12 Errors, power, and practical importance

Using data to make inferential decisions about larger populations is not a perfect process. As seen in Chapter 9, a small p-value typically leads the researcher to a decision to reject the null claim or hypothesis. Sometimes, however, data can produce a small p-value when the null hypothesis is actually true and the data are just inherently variable. Here we describe the errors which can arise in hypothesis testing, how to define and quantify the different errors, and suggestions for mitigating errors if possible.

12.1 Decision errors

In Chapter 9, we explored the concept of a p-value as a continuum of strength of evidence against a null hypothesis, from 0 (extremely strong evidence against the null) to 1 (no evidence against the null). In some cases, however, a decision to the hypothesis test is needed, with the two possible decisions as follows:

Reject the null hypothesis
Fail to reject the null hypothesis

For which values of the p-value should you “reject” a null hypothesis? “fail to reject” a null hypothesis?
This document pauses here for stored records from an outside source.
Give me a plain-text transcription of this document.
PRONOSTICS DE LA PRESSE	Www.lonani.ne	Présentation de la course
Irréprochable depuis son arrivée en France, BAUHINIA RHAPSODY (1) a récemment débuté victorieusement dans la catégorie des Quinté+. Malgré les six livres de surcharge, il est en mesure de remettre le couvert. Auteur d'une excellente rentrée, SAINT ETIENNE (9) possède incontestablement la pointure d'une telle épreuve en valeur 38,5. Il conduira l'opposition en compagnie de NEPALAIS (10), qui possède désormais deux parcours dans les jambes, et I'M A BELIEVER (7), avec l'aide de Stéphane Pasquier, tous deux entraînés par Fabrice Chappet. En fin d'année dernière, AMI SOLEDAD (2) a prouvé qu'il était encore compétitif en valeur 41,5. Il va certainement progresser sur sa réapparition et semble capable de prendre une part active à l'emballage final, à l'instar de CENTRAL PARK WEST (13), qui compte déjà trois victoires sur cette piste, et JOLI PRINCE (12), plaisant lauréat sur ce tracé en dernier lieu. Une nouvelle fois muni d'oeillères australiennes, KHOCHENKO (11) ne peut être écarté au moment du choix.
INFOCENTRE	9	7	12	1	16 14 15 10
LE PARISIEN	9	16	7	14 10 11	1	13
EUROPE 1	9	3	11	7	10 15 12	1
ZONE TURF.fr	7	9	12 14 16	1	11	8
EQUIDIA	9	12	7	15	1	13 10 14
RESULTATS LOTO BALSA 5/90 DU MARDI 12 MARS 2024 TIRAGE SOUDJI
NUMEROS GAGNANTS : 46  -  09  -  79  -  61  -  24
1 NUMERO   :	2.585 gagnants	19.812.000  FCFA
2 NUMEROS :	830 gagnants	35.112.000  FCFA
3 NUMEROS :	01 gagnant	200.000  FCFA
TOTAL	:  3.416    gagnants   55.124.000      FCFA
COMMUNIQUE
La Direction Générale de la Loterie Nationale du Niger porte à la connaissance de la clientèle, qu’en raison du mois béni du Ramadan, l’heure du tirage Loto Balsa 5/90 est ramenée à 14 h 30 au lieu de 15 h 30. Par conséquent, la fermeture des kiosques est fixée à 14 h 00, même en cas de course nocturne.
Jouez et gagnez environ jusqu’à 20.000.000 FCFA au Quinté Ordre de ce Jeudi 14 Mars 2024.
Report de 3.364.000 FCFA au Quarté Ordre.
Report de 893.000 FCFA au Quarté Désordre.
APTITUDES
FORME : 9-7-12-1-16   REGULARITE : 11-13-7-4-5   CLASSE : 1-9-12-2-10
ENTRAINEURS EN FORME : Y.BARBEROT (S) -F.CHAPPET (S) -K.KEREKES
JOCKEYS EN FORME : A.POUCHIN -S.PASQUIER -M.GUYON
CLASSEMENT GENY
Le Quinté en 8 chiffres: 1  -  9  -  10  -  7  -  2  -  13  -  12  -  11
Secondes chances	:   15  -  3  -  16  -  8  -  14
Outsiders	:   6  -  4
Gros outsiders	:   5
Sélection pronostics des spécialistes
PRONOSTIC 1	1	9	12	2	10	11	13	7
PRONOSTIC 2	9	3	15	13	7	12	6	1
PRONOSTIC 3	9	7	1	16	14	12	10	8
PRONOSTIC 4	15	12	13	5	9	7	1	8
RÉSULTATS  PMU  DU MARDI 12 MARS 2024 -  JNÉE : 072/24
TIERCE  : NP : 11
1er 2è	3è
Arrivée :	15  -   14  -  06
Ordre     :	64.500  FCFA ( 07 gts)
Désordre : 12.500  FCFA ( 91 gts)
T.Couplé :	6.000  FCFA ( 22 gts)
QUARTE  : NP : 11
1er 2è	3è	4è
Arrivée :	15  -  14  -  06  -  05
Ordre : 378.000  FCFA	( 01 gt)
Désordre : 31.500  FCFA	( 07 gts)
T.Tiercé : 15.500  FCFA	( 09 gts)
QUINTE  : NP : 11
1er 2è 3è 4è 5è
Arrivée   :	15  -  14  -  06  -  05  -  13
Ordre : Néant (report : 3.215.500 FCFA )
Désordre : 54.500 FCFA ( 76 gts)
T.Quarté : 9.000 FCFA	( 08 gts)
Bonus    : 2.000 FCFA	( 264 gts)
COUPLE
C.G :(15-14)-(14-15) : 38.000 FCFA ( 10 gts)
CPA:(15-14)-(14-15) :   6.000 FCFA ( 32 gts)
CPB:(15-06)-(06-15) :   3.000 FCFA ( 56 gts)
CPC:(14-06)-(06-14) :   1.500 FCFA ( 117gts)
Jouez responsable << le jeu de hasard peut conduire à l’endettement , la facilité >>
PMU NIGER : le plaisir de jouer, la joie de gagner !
Since a smaller p-value gives you stronger evidence against the null hypothesis, we reject $H_0$ when the p-value is very small, and fail to reject $H_0$ when the p-value is not small.

Hypothesis tests are not flawless. Just think of the court system: innocent people are sometimes wrongly convicted and the guilty sometimes walk free. Similarly, data can point to the wrong conclusion. However, what distinguishes statistical hypothesis tests from a court system is that our framework allows us to quantify and control how often the data lead us to the incorrect conclusion.

In a hypothesis test, there are two competing hypotheses: the null and the alternative. We make a statement about which one might be true, but we might choose incorrectly. There are four possible scenarios in a hypothesis test, which are summarized in Table 12.1.

Table 12.1: Four different scenarios for hypothesis tests.
	Test conclusion
Truth	Reject null hypothesis	Fail to reject null hypothesis
Null hypothesis is true	Type 1 Error	Good decision
Alternative hypothesis is true	Good decision	Type 2 Error

A Type 1 Error is rejecting the null hypothesis when $H_0$ is actually true. Since we rejected the null hypothesis in the Martian alphabet example and sex discrimination case study, it is possible that we made a Type 1 Error in one or both of those studies.

A Type 2 Error is failing to reject the null hypothesis when the alternative is actually true. Since we failed to reject the null hypothesis in the medical consultant, it is possible that we made a Type 2 Error in that study.

In a US court, the defendant is either innocent ($H_0$) or guilty ($H_A$). What does a Type 1 Error represent in this context? What does a Type 2 Error represent? Table 12.1 may be useful.

If the court makes a Type 1 Error, this means the defendant is innocent ($H_0$ true) but wrongly convicted. A Type 2 Error means the court failed to reject $H_0$ (i.e., failed to convict the person) when they were in fact guilty ($H_A$ true).

Consider the Martian alphabet study where we concluded students were more likely to say that Bumba was the figure on the left. What would a Type 1 Error represent in this context?¹⁰⁹

How could we reduce the Type 1 Error rate in US courts? What influence would this have on the Type 2 Error rate?

To lower the Type 1 Error rate, we might raise our standard for conviction from “beyond a reasonable doubt” to “beyond a conceivable doubt” so fewer people would be wrongly convicted. However, this would also make it more difficult to convict the people who are actually guilty, so we would make more Type 2 Errors.

How could we reduce the Type 1 Error rate in US courts? What influence would this have on the Type 2 Error rate?

How could we reduce the Type 2 Error rate in US courts? What influence would this have on the Type 1 Error rate?¹¹⁰

The example and guided practice above provide an important lesson: if we reduce how often we make one type of error, we generally make more of the other type.

12.2 Significance level

The significance level provides the cutoff for the p-value which will lead to a decision of “reject the null hypothesis”. When the p-value is less than the significance level, we say the results are statistically significant. This means the data provide such strong evidence against $H_0$ that we reject the null hypothesis in favor of the alternative hypothesis.

Significance level = probability of making a Type 1 error.

We reject a null hypothesis if the p-value is less than a chosen significance level, $\alpha$. Therefore, if the null hypothesis is true, but we end up with really unusual data just by chance—a p-value less than $\alpha$—then we mistakenly reject the null hypothesis, making a Type 1 error.

The significance level should be chosen depending on the field or the application and the real-life consequences of an incorrect decision. The traditional level is 0.05, but, as discussed in Section 9.3.2, this choice is somewhat arbitrary—there is nothing special about this particular value. We should select a level that is smaller or larger than 0.05 depending on the consequences of any conclusions reached from the test.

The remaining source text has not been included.